When Sales Reps fail: It’s not them, it’s YOU.
Updated: Feb 11, 2020
People, Process & Predictable Results
2019 is coming to a close and like most sales leaders, you’re reviewing the numbers and proposing changes for 2020. You’re trying hard not to react, but you can’t take your eyes off the numbers in red and prepare to cut the lowest performers. Why not? It’s an easy and obvious target and as a sales leader, it’s on you to deliver results. It’s also the quickest means of ignoring your real issues and ensuring you’ll be in the same spot a year later – or worse.
Are 80% of your reps consistently achieving their goal 80% of the time? If not, the question isn’t why your reps are coming up short. The question is: Why are YOU coming up short?
Perhaps you decide to make a change in leadership. Sometimes a change is necessary, but what is the new persons plans for righting the ship? Do they know your existing playbook? Are they going to write new plays, make the old ones better, or just run faster in the red zone and blame the players if it doesn’t work out?
Your people can only be as effective as your process allows them to be.
An effective sales process needs to be Accountable, Repeatable, Measurable and Scalable (ARMS). Many (many haters, that is) say that Tom Brady wouldn’t be as good if he were part of a different team and that another QB would do just as well on the Patriots. Maybe, maybe not.

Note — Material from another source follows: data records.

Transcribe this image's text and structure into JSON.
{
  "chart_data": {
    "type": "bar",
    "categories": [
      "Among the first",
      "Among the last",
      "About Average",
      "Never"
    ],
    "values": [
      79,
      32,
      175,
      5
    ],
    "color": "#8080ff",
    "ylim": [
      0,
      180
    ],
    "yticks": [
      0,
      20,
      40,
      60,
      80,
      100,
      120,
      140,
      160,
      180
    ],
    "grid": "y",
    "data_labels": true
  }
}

But the Patriots Dynasty is not built upon one player. Each championship has a roster of many different faces. A good system can “plug and play” different talent and still expect consistent results. Here’s the bonus: a good system tends to attract top talent while a steady stream of failed superstars tends to scare them away.

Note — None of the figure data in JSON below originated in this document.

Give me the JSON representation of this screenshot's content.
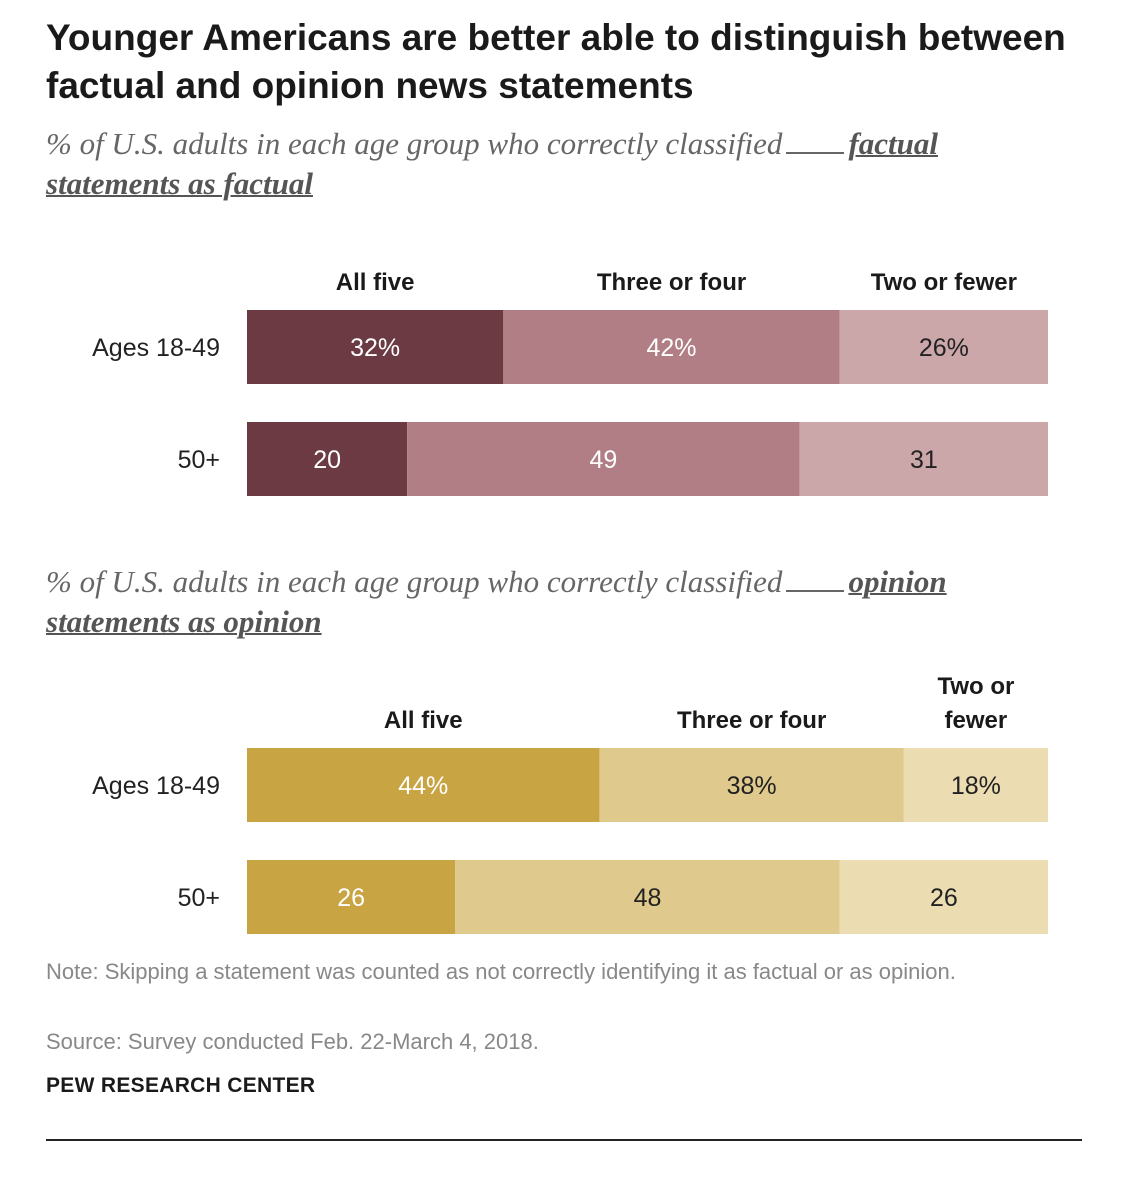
{
  "title": "Younger Americans are better able to distinguish between factual and opinion news statements",
  "panels": [
    {
      "subtitle_pre": "% of U.S. adults in each age group who correctly classified",
      "subtitle_emph": "factual statements as factual"
    },
    {
      "subtitle_pre": "% of U.S. adults in each age group who correctly classified",
      "subtitle_emph": "opinion statements as opinion"
    }
  ],
  "chart_data": [
    {
      "type": "bar",
      "stacked": true,
      "orientation": "horizontal",
      "categories": [
        "Ages 18-49",
        "50+"
      ],
      "series": [
        {
          "name": "All five",
          "values": [
            32,
            20
          ],
          "labels": [
            "32%",
            "20"
          ],
          "color": "#6b3a43",
          "label_color": "#ffffff"
        },
        {
          "name": "Three or four",
          "values": [
            42,
            49
          ],
          "labels": [
            "42%",
            "49"
          ],
          "color": "#b07e84",
          "label_color": "#ffffff"
        },
        {
          "name": "Two or fewer",
          "values": [
            26,
            31
          ],
          "labels": [
            "26%",
            "31"
          ],
          "color": "#cba7aa",
          "label_color": "#222222"
        }
      ],
      "xlim": [
        0,
        100
      ],
      "legend": "top"
    },
    {
      "type": "bar",
      "stacked": true,
      "orientation": "horizontal",
      "categories": [
        "Ages 18-49",
        "50+"
      ],
      "series": [
        {
          "name": "All five",
          "values": [
            44,
            26
          ],
          "labels": [
            "44%",
            "26"
          ],
          "color": "#c9a443",
          "label_color": "#ffffff"
        },
        {
          "name": "Three or four",
          "values": [
            38,
            48
          ],
          "labels": [
            "38%",
            "48"
          ],
          "color": "#dfc98d",
          "label_color": "#222222"
        },
        {
          "name": "Two or fewer",
          "values": [
            18,
            26
          ],
          "labels": [
            "18%",
            "26"
          ],
          "color": "#ebdcb1",
          "label_color": "#222222"
        }
      ],
      "xlim": [
        0,
        100
      ],
      "legend": "top"
    }
  ],
  "note": "Note: Skipping a statement was counted as not correctly identifying it as factual or as opinion.",
  "source": "Source: Survey conducted Feb. 22-March 4, 2018.",
  "brand": "PEW RESEARCH CENTER"
}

What is your definition of a prospect? If you don’t have one, just stop right here. Your sales goals, process and activity are already out of alignment. How long can you safely drive your car like that? Simply driving faster won’t fix it.
Take your last best deal.
Ask the rep to detail the process. Now ask their sales manager. Do they tell the same story? If you asked the customer, would they also explain their journey in the same way?
Not every day can be a broken red zone play that results in a touchdown. It may be exciting to watch, but it’s not repeatable. Success should never be a surprise.
How do you measure the effectiveness of your sales process? Measuring only the outcomes is like driving without a gas gauge and crossing your fingers that you make it to your destination in time. An effective process provides for efficient results.
Metrics that are specific to your business help you realize success or recognize an area in need of improvement.
Low hanging fruit is often the most dangerous and yields the lowest results. This rings exponentially true when making tough decisions as a sales leader. If you want to make lasting and impactful changes to further your sales organization, avoid the low hanging fruit, roll up your sleeves and focus on the root cause.